カウンターの向こう側のお客様にはわからないだろうが、
隣でカクテルを作っている美穂さんにはそれが耳障りで仕方ない。
「ちょっとさっきからブーブーうるさいんですけど」
ロックアイスを冷凍庫から取り出すためにカウンター内で腰を屈めた時に、美穂さんも同じようにしゃがんでスマホの着信がうるさいと文句を言い出した。
「気づいてしまいました?すいません」
「どうでもいいんだけど、何回も電話してくるんだから急用なんじゃないの?」
ここはいいからバックヤードに行って電話の用件を済ませなさいよと少々おかんむりの口調で電話の用事を済ませてきなさいとたしなめる。
「それじゃ…すいません、ちょっと持ち場を離れます」
美穂さんに一言告げて、カウンターに座っているお客様に一礼して草薙は持ち場を離れた。
『ったく!誰からなんだよ』
もし、彩佳からなら仕事中はメールも電話もダメだと言っておいたのにと腹立たしく思いながらスマホの画面を確認する。
スマホの画面には『越中』と表示されている。
「えっ?越中って…あの越中さん?」
まさか、彼から着信があったなんてと怪訝に思っていると、
再び手の中のスマホがブーブーブーと震えた。
相手は同じく越中さんからだ。
「はい、草薙です」
- お~、草薙くん!やっと電話に出てくれたね -
懐かしい声がスマホから聞こえてくる。
電話の相手の越中さんはボランティア仲間で、南海の孤島で共に井戸掘りに汗を流しあったメンバーの一人で、癖のある面々をまとめてくれたリーダーだった。

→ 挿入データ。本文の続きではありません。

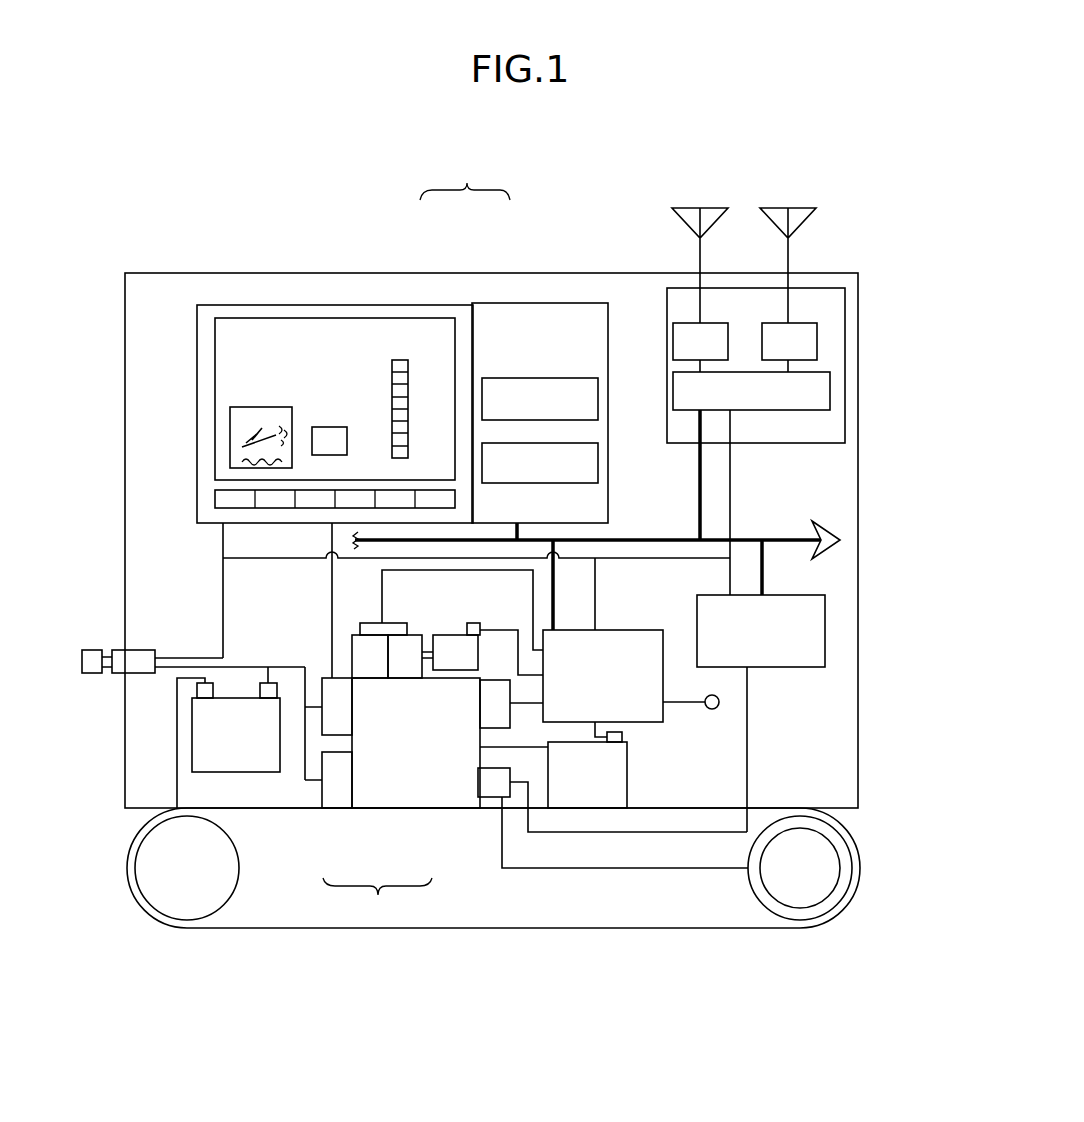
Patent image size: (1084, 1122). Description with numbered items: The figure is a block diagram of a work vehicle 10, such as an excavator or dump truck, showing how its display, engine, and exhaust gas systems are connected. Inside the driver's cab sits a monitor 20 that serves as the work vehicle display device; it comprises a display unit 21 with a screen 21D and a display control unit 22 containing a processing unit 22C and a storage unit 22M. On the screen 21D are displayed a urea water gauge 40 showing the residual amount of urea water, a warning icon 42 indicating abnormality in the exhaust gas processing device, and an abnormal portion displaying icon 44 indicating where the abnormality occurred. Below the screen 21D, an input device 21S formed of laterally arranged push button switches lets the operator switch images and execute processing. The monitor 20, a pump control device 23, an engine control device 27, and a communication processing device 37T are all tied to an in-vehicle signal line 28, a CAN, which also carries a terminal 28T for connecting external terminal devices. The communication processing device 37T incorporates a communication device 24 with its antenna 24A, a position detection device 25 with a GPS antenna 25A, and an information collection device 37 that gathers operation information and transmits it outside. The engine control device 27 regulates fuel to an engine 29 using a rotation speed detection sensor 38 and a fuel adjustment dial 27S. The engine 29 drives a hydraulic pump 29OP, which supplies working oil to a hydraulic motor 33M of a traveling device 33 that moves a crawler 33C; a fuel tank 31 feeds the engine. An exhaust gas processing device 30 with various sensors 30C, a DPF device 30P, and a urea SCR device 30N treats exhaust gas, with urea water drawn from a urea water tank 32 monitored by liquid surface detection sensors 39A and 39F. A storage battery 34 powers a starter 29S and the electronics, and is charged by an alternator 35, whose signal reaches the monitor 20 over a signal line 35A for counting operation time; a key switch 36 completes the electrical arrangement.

The work vehicle 10 is at (300, 273).
The monitor 20 is at (465, 180).
The display unit 21 is at (410, 305).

「どうしたんすか?越中さんから電話をいただけるなんて」
何度も電話をくれたことに、草薙は訃報ではないかと心配した。
井戸を掘っていたメンバーの誰かが逝去したのではないかと、越中と話しながら草薙はドキドキした。
- いやぁ~、突然の電話を申し訳ない!
ちょっと君の助けが必要になってしまってね -
「僕の助け…ですか?」
言っておきますけど、僕にはお金がありませんから
借金の無心ならお断りですよと返答を返そうとした。